I’ll let my successor deal with this

The most excellent Arthur Page Society Spring Conference was chockablock this year with great speakers.Awp
One, in particular, was Rick DeLisi of the Communications Executive Council (CEC).

Rick analyzed the rapidly-changing landscape and shared his views on how organizations are changing the way they communicate. Most, he said, are moving towards knowledge sharing. It’s no longer a ‘top down, here’s what management thinks and wants you to think’ strategy. Rather, the communications model is quickly evolving towards the market deciding what it thinks and wants, and organizations struggling to keep pace.

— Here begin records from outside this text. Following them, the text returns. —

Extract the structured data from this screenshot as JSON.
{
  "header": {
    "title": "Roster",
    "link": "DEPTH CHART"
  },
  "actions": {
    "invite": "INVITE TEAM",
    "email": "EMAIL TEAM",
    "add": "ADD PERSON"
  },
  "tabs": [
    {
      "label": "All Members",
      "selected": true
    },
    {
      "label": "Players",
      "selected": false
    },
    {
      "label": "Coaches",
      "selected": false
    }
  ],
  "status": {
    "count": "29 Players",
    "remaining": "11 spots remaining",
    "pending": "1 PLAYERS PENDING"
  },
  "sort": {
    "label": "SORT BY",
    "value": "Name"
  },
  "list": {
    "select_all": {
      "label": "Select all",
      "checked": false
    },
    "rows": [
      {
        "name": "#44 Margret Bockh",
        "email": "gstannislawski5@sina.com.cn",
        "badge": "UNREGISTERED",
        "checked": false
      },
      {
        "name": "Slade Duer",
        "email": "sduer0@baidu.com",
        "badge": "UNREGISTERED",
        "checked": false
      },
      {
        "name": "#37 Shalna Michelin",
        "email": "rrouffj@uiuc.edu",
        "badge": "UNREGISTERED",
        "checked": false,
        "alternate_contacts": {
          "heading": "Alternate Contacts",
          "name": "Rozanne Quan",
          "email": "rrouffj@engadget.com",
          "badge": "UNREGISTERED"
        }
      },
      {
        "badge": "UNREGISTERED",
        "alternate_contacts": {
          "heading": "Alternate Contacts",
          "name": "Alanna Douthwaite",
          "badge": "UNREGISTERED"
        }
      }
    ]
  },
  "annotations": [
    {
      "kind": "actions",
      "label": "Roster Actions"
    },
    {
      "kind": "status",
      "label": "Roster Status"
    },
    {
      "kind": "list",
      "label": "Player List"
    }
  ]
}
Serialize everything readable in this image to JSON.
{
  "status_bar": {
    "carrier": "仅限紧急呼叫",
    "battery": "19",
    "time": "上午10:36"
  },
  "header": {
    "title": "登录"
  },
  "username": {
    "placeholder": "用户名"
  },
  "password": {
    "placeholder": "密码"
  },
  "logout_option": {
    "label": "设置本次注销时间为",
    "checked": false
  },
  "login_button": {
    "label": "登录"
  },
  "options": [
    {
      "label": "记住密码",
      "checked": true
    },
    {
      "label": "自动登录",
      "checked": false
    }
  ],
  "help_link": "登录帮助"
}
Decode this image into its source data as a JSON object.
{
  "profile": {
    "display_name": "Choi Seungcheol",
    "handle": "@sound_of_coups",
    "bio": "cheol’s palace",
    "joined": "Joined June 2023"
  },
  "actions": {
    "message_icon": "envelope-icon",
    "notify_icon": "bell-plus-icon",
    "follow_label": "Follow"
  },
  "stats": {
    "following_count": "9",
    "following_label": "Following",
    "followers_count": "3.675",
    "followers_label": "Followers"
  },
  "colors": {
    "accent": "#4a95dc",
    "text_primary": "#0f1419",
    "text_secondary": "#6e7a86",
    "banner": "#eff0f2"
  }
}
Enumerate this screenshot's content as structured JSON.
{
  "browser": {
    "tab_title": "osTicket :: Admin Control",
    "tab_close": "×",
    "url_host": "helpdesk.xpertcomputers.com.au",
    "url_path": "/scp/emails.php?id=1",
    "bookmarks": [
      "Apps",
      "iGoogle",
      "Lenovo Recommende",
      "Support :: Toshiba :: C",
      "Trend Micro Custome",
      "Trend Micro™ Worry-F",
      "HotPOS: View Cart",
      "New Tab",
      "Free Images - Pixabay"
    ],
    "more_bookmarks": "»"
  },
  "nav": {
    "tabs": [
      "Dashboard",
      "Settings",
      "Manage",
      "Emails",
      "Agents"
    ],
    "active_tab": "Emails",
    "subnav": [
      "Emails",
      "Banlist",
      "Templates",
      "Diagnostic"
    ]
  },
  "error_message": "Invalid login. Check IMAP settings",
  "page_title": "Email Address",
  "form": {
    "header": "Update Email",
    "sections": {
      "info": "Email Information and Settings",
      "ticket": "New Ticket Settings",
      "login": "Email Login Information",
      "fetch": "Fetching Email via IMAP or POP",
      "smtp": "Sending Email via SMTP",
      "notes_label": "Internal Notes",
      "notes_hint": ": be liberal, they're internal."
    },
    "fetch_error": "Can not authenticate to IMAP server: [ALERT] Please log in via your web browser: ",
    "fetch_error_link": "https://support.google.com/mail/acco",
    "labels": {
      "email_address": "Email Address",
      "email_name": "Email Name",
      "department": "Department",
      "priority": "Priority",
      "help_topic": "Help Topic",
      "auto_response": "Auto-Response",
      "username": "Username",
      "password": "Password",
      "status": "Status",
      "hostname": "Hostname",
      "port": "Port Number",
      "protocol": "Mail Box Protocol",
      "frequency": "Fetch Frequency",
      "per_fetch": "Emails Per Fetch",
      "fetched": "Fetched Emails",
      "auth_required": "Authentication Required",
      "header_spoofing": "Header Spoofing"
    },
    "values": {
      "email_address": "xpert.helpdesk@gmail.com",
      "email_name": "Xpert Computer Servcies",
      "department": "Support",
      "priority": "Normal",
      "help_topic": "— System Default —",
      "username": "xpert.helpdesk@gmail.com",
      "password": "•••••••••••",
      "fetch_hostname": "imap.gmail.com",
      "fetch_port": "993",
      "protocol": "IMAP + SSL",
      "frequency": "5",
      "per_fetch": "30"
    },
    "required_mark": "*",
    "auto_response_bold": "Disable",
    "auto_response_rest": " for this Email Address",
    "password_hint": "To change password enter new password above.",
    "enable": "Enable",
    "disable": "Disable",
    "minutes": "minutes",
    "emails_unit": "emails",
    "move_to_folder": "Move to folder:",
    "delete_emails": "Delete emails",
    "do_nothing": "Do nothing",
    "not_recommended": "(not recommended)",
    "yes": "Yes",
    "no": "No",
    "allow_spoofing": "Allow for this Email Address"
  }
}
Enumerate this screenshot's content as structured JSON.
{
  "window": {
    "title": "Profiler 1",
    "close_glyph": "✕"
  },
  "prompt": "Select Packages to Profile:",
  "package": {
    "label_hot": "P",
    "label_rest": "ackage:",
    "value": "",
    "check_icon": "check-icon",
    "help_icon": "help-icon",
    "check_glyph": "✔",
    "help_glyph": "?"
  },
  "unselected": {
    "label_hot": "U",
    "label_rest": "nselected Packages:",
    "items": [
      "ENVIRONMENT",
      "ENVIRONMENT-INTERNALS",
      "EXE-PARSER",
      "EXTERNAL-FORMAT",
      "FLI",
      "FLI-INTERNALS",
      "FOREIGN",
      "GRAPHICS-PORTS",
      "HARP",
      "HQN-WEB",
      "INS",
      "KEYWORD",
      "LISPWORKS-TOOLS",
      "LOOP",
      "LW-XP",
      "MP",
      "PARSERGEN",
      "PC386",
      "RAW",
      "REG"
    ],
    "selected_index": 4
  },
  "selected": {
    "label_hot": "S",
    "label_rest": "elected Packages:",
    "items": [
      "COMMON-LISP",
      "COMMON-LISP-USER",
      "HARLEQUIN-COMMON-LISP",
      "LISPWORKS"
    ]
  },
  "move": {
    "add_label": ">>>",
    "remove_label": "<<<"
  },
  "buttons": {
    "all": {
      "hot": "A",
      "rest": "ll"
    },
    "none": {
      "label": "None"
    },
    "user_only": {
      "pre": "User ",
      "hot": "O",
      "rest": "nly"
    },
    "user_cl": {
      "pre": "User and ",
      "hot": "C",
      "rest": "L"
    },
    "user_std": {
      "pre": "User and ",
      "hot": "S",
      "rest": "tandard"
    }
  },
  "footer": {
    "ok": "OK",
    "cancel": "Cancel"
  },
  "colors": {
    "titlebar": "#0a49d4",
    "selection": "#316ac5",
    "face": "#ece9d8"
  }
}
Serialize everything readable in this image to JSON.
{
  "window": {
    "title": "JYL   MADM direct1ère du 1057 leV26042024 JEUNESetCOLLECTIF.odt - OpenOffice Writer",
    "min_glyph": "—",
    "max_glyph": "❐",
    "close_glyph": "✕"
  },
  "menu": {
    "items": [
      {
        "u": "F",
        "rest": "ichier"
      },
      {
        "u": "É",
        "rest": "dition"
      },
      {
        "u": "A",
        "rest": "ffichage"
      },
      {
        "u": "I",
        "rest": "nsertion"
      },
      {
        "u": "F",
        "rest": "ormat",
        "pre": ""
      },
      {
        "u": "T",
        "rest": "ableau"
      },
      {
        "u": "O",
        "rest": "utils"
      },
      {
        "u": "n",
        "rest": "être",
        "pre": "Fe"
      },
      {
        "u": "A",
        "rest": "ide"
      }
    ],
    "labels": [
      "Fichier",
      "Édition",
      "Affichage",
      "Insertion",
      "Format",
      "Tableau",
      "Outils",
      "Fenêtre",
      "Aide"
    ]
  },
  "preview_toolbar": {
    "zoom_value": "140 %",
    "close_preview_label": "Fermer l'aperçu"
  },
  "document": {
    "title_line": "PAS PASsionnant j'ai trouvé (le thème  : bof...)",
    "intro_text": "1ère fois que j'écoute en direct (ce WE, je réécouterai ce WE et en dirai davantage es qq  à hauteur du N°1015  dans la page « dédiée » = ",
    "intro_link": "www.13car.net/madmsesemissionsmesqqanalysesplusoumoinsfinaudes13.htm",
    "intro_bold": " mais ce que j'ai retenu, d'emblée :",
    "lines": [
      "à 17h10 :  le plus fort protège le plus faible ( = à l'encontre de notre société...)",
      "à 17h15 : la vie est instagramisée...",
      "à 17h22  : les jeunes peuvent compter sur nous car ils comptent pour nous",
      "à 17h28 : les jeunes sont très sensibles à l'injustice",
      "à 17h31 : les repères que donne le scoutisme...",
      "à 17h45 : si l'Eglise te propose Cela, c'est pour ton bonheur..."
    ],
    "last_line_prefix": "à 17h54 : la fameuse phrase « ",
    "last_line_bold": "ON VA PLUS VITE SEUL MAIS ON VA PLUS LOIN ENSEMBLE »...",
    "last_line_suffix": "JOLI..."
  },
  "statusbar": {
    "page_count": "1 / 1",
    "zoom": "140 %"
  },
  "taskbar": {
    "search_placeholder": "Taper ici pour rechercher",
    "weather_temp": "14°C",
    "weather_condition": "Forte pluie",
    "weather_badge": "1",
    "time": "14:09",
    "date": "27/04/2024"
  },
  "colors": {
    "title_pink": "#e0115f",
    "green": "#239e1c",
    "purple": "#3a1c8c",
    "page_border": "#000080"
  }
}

The good news: the corporate communications functions will be at the epicenter of facilitating knowledge sharing. The bad news: most corporate communicators interviewed by the CEC admitted they’d made absolutely no change to adapt to this changing environment.

The CEC questionnaire provided multiple choices, including: ‘greater centralization of your function,’ ‘deeper integration in marketing,’ ‘change in hiring profile,’ ‘change in function’s reporting line,’ ‘greater decentralization of communication’s staff and resources,’ or ‘deeper structural integration with human resources.’

But, the corporate communications types overwhelmingly selected ‘no change.’ Are they whistling past the graveyard? Fiddling while Rome burns?

I think the answer may be more basic. Guessing that most senior corporate communicators are well into their middle age, I wonder if they feel adapting to change will be their successor’s headache? Most are nearing retirement, are probably in comfortable positions and may not want to rock the boat.

I really hope I’m wrong. But the CEC findings speak for themselves. Let’s hope for everyone’s sake the respondents’ fast-track successors are as swift as the adjective suggests.